At the end of this block, the time spacing repeats the exponential algorithm above, such that frames in the next block are written out at times as follows
$t(K < k \leq 2K))=\Delta \tau \left\lfloor{(b^{K-1+a_0})}\right\rfloor + \Delta \tau k$ when $\left\lfloor{(b^{k-K-1+a_0})}\right\rfloor < k - K$
$t(K < k \leq 2K)=\Delta \tau \left\lfloor{(b^{K-1+a_0})}\right\rfloor + \Delta \tau \left\lfloor{(b^{k-K-1+a_0})}\right\rfloor$ when $\left\lfloor{(b^{k-K-1+a_0})}\right\rfloor > k - K$
In a run with $I$ sequential blocks, this is then repeated with the general pattern
$t(k > 0)=\Delta \tau \left\lfloor{(b^{i K-1+a_0})}\right\rfloor + \Delta \tau k$ when $\left\lfloor{(b^{k-i K-1+a_0})}\right\rfloor < k-iK$
$t(k > 0)=\Delta \tau \left\lfloor{(b^{i K-1+a_0})}\right\rfloor + \Delta \tau \left\lfloor{(b^{k-i K-1+a_0})}\right\rfloor$ when $\left\lfloor{(b^{k-i K-1+a_0})}\right\rfloor > k-iK$
where $i = 0, 1, 2, …I-1$ and where $i$ is the index of the block.
frt should in most cases be set to 0. The value of this quantity does not impact file read-in but does impact which pairs of frames are used for a given time-spacing, as discussed below. When frt = 0, AMDAT essentially treats the last frame of each block as being the same as the first frame of the next block, which is almost always preferrable in maximizing data use. Using frt = 1 instead treats the first frame of a given block as being one frame after the last frame of the prior block, which both reduces the longest time gap accessible by one increment and slightly decreases data efficiency.

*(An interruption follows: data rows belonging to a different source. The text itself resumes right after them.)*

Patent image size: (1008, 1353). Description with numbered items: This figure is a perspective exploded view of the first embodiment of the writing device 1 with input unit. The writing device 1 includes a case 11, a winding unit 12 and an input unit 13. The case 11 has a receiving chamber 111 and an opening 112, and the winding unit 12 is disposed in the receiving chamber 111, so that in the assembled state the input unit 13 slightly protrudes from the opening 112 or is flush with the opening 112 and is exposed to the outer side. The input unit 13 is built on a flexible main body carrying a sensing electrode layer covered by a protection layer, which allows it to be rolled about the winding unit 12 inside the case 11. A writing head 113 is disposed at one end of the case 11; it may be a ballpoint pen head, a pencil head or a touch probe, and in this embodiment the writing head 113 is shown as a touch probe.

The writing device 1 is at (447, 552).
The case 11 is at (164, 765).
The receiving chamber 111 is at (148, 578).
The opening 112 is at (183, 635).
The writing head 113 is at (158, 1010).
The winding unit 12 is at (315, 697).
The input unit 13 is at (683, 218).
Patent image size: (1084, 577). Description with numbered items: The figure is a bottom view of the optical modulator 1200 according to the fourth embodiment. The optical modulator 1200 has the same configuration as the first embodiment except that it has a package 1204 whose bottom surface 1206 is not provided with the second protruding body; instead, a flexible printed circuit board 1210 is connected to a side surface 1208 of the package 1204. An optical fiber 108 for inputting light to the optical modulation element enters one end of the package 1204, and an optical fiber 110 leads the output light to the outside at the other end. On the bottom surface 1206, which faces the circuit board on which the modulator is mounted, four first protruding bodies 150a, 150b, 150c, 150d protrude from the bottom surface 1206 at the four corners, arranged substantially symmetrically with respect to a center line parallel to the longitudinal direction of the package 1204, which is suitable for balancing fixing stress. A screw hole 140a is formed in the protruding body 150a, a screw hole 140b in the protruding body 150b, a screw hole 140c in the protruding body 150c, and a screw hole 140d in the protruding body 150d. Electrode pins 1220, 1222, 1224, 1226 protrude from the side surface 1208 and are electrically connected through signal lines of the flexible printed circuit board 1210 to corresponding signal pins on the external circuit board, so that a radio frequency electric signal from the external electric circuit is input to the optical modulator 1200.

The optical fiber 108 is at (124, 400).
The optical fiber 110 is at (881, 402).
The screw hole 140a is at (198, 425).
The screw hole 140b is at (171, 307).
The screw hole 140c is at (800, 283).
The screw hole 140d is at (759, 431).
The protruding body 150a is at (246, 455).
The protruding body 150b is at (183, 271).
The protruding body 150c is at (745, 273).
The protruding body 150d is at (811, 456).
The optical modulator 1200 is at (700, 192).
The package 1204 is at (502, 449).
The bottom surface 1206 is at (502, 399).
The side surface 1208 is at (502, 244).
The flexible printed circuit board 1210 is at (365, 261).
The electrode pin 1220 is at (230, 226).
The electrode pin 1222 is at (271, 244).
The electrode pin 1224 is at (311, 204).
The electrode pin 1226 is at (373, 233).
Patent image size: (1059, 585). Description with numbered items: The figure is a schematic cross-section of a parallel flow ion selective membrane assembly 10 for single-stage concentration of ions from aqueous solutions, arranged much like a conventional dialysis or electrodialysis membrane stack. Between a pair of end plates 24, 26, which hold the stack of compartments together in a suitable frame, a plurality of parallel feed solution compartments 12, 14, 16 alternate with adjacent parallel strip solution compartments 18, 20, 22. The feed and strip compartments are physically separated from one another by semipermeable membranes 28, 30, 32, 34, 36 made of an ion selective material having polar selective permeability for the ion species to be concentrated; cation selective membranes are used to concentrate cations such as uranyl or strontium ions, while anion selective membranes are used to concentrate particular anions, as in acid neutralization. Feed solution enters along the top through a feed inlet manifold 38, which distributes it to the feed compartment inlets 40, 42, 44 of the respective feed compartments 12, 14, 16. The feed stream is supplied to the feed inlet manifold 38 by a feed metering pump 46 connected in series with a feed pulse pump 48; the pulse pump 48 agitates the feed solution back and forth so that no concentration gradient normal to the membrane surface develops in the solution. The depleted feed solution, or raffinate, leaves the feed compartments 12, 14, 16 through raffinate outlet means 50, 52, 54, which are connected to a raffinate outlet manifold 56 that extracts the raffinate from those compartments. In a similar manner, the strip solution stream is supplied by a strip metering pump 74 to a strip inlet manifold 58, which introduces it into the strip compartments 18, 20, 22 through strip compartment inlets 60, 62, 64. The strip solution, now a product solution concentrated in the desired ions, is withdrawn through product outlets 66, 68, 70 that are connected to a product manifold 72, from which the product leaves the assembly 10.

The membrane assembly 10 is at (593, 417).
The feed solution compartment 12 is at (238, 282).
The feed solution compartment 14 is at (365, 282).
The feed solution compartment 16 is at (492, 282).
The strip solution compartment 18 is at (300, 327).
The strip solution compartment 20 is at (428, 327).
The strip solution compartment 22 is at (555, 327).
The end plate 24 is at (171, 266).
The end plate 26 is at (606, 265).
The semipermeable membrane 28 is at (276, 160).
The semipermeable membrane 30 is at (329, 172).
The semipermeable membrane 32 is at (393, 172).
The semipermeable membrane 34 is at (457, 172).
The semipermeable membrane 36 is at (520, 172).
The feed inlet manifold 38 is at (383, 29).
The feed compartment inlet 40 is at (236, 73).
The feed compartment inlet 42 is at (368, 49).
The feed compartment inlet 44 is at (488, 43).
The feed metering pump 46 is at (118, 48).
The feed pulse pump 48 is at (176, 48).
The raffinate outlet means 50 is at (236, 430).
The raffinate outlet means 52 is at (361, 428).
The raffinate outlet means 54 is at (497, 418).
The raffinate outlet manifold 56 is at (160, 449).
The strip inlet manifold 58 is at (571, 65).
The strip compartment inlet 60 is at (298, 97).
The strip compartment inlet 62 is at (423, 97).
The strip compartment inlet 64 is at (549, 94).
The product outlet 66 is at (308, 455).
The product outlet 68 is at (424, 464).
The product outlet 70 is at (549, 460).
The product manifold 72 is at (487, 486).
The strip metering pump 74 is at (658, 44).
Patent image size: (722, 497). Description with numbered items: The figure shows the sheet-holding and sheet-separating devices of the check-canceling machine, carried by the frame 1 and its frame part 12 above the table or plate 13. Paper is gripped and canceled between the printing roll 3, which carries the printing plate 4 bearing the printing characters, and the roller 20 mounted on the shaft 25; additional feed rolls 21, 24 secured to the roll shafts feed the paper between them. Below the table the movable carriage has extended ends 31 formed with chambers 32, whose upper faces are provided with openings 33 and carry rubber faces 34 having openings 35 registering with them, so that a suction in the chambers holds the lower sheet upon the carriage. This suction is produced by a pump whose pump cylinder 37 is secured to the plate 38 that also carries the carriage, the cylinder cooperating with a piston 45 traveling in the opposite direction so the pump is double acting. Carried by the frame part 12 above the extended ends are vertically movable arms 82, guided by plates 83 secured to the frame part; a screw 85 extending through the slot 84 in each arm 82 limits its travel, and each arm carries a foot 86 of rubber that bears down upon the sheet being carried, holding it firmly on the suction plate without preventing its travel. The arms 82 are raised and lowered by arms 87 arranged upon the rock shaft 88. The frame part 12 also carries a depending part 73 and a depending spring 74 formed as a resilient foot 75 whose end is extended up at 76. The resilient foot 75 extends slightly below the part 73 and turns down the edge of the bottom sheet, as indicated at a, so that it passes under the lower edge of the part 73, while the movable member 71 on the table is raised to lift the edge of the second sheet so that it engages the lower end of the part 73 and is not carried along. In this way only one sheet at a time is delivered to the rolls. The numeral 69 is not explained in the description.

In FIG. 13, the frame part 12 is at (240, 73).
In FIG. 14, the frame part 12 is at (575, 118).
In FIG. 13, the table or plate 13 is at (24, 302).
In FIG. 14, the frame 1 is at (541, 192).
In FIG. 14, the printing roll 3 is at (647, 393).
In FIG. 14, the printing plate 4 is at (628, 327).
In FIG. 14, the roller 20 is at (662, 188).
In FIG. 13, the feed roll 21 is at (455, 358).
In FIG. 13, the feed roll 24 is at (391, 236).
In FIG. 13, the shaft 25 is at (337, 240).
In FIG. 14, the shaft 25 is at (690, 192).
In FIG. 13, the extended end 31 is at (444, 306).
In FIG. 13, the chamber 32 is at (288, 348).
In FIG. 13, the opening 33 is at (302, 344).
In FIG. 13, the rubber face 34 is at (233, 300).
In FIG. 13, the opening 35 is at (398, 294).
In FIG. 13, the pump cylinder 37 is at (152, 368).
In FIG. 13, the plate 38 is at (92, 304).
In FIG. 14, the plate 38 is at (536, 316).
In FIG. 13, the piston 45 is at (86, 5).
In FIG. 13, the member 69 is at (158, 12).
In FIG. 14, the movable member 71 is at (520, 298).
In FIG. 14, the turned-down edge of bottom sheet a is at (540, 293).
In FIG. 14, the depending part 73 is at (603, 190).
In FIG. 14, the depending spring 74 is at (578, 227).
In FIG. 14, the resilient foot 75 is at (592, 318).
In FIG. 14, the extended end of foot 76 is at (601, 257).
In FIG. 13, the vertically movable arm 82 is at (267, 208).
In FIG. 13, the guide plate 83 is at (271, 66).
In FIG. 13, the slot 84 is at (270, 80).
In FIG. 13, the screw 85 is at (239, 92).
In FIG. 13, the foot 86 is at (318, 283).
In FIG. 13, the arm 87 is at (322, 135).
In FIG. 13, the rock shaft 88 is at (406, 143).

For clarity, below is a segment of pseudocode describing the list of simulation times corresponding to this scheme. Also packaged with AMDAT is an example LAMMPS input file yielding a trajectory file corresponding to this time scheme.
block_starttime=0;
for(blockii=0;blockii<#_of_exponentials;blockii++)
{
for(expii=1;expii<=timesteps_per_block;expii++)
{
timeii++;
if(pow(exp_base,expii-1+first_exponent) <= expii)
{
time[timeii] = block_starttime+expii*time_unit;
}
else
{
time[timeii] = block_starttime+floor(pow(exp_base,expii-1+first_exponent))*time_unit;
}
}
block_starttime = timelist[timeii];
}
When computing dynamical quantities with blocked time schemes, AMDAT by default employs only the beginning frame of each block as a start time s. This means that the number of start times over which dynamical quantities is averages is held constant (and equal to the number of blocks K) for all time gaps $\Delta t$ that fit within a single block. For these time gaps, AMDAT will compute dynamical quantities at time gaps that can be obtained by the difference between the time of any later frame in the block and the time of the initial frame of the block. This allows for averaging over all $K$ blocks. For time gaps that are outside of a block, AMDAT will compute dynamical quantities only at time gaps equal to an even multiple of the block length, such that the dynamics are computed between beginning (or ending) frames of distinct blocks. This means that, for time gaps outside of a single block, the number of start times s over which results are averaged will linearly drop from K to 1 as the time gap increases to the full duration of the trajectory. Practically, this provides efficient access to reasonable statistical quality over many orders of magnitude in time, while keeping storage and computational requirements relatively low.